It's all mayhem, all the time


Bull riding: Fans across the country are latching on to this high-octane, stripped-down rodeo spectacle.

January 04, 2003|By Eric Slater | Eric Slater,SPECIAL TO THE SUN

NEW ORLEANS - Rockets scream from the rafters, fireballs rise into the darkness and tremendous explosions rattle the New Orleans Arena. Brent Vincent sits on a railing wearing a bulletproof vest.

He is paying no attention to the thunder and flames. The vest is not to protect him from fireworks. He is watching a 2,000-pound bull named High Tide smash its horned head into the corral below.

Another bull about the same size left Vincent, 26, with a broken ankle just two months before. Another one left him with a dislocated shoulder, another with a separated shoulder, two others knocked him unconscious, and yet another gave him that scar beneath his blond hair.

Several other bulls, however, helped him earn $64,277 in prize money last year, with sponsors paying him thousands more.

"High Tide, he's a rank bull," Vincent says with a grin. "Rank."

That means wild, nasty, hard to hang on to. A rank bull is precisely what every cowboy hopes to draw when he competes in this new, fast-growing quirk of an age-old sport.

The sport is not rodeo. There is no calf-roping, no steer-wrestling or barrel racing. There is not even bronc busting. "No sissy events," as one rider put it. The sport is bull riding, all bull riding, all mayhem all the time.

As soon as one rider is helped from the New Orleans Arena a short time later, blood trickling from behind his ear after a bull gored him in the head, the next bursts from the chute atop another bull, only to be thrown in 4.3 seconds, head-butted and left in the dirt clutching ribs that have been broken before and feel like they are again.

The rider picks up his hat and hurries out of the arena. Another launches from a different chute.

"Ride that bull!" the announcer cries.

Six thousand fans howl. It will continue like this for 2 1/2 hours.

Ten years ago, a small group of professional bull riders gathered in Scottsdale, Ariz. They had the most dangerous job in the rodeo business and lured the bulk of every crowd, but they were not being fairly paid, they said.

They decided to break away from the rodeo circuit, trade in its country-fair feel for explosions, spotlights and sponsors, and see if they couldn't drag bull riding into the present. Twenty riders put up $1,000 apiece in seed money.

In 1994, the first season consisted of eight events with $250,000 in prize money from sponsors. An average of 1.5 million watched each of the events on cable television. No one expected the tour to last.

Eight years later, there are 29 events, most held in urban centers, and $9.5 million up for grabs. Last season the Professional Bull Riders tour, or PBR, drew 90 million cable viewers, enough to prompt the networks to tap in. CBS, NBC and Spanish-language Telemundo broadcast events this season.

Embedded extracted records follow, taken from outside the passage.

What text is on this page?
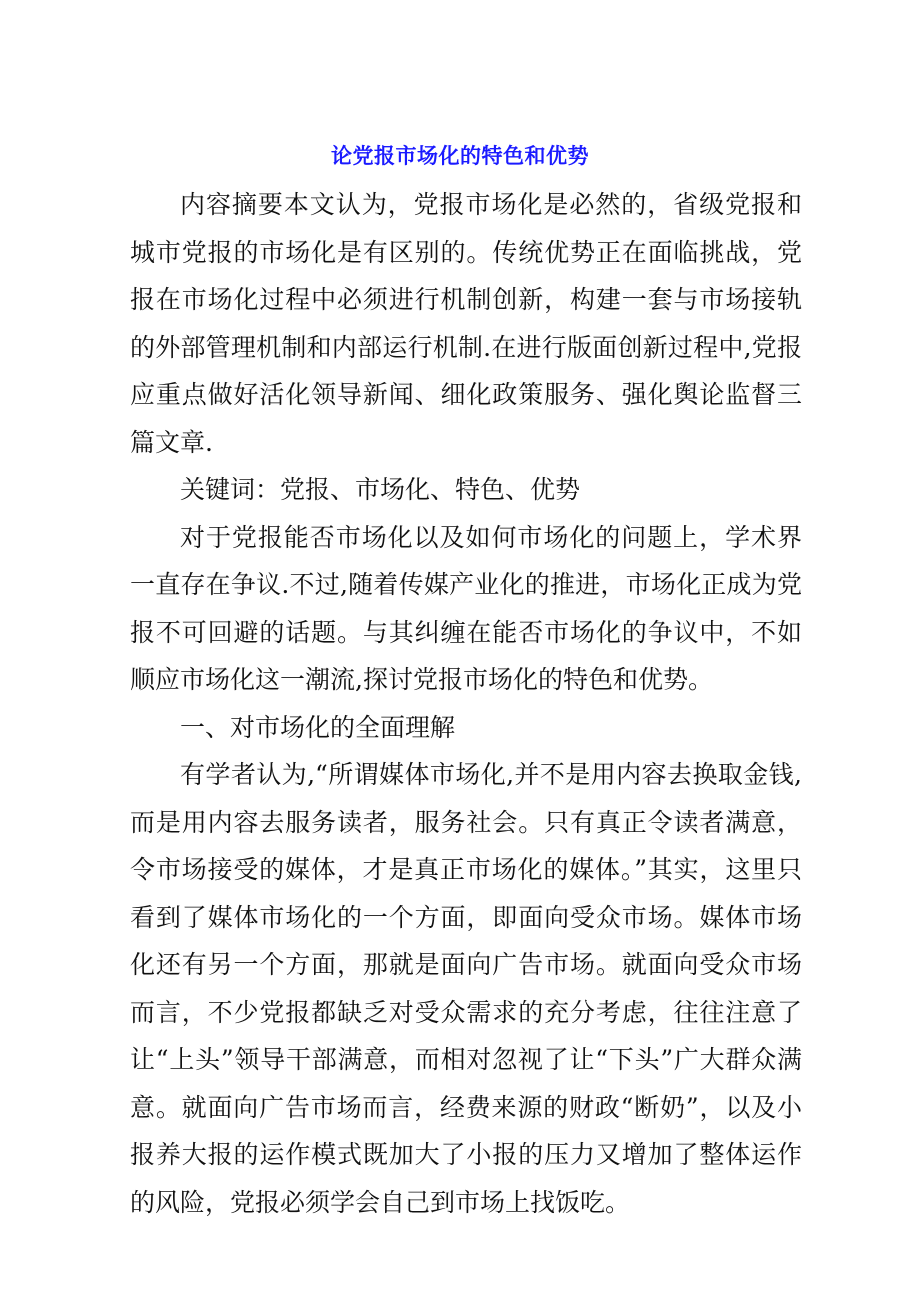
论党报市场化的特色和优势

内容摘要本文认为，党报市场化是必然的，省级党报和城市党报的市场化是有区别的。传统优势正在面临挑战，党报在市场化过程中必须进行机制创新，构建一套与市场接轨的外部管理机制和内部运行机制.在进行版面创新过程中,党报应重点做好活化领导新闻、细化政策服务、强化舆论监督三篇文章.

关键词：党报、市场化、特色、优势

对于党报能否市场化以及如何市场化的问题上，学术界一直存在争议.不过,随着传媒产业化的推进，市场化正成为党报不可回避的话题。与其纠缠在能否市场化的争议中，不如顺应市场化这一潮流,探讨党报市场化的特色和优势。

一、对市场化的全面理解

有学者认为,“所谓媒体市场化,并不是用内容去换取金钱,而是用内容去服务读者，服务社会。只有真正令读者满意，令市场接受的媒体，才是真正市场化的媒体。”其实，这里只看到了媒体市场化的一个方面，即面向受众市场。媒体市场化还有另一个方面，那就是面向广告市场。就面向受众市场而言，不少党报都缺乏对受众需求的充分考虑，往往注意了让“上头”领导干部满意，而相对忽视了让“下头”广大群众满意。就面向广告市场而言，经费来源的财政“断奶”，以及小报养大报的运作模式既加大了小报的压力又增加了整体运作的风险，党报必须学会自己到市场上找饭吃。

Along the way, a new type of celebrity has emerged, niche stars for certain, but ones whose fans know if they ride right-handed or left, who know the names and bucking style of the bulls, and how their favorite rider scored last weekend.

With very few exceptions the riders are young cowboys from tiny towns who neither dreamed of nor sought celebrity. They grew up hopping on, and getting bucked off, goats and calves around the farm, graduating to steers, then big bulls.

This year the top rider will earn more than $1 million, and tens or even hundreds of thousands of dollars more from sponsors such as U.S. Smokeless Tobacco, Ford trucks, Resistol hats. If they don't stay on, though, they don't get paid, and many riders will spend more on airfare and meals than they win.

"You know, I ain't never had a job," says 20-year-old rookie Craig Sasse of St. Peter, Ill.

"I made $10,000 riding bulls when I was 14. Made about $67,000 in the PBR. I never wanted to do anything else, but I thought I'd have to. This is great."

The PBR has marketed itself carefully and tirelessly, and from the beginning eschewed the "Happy Trails" nostalgia of rodeos in favor of speed, noise, patriotism and dramatics.

High-volume music pumps from a giant sound system, and it isn't country and western. It's all rock 'n' roll.

As the riders return to the chutes. Vincent eyes the bulls, eyes the crowd and wonders if on-the-road roommate Wiley Petersen is going to make it. Petersen, 23, was delayed at airports trying to make his way from his home in Fort Hall, Idaho.

Cody Custer, who is part Choctaw Indian and occasionally meets American Indian children named after him, starts things off on a bull called Hiawatha. When the buzzer sounds at 8 seconds, he is still on the bull.

With only minutes to go before his ride, Petersen arrives in a cab. He suits up, sprinkles rosin on his bull rope and pulls his gloved hand rapidly down the flat rope, melting the rosin and helping glue the two together.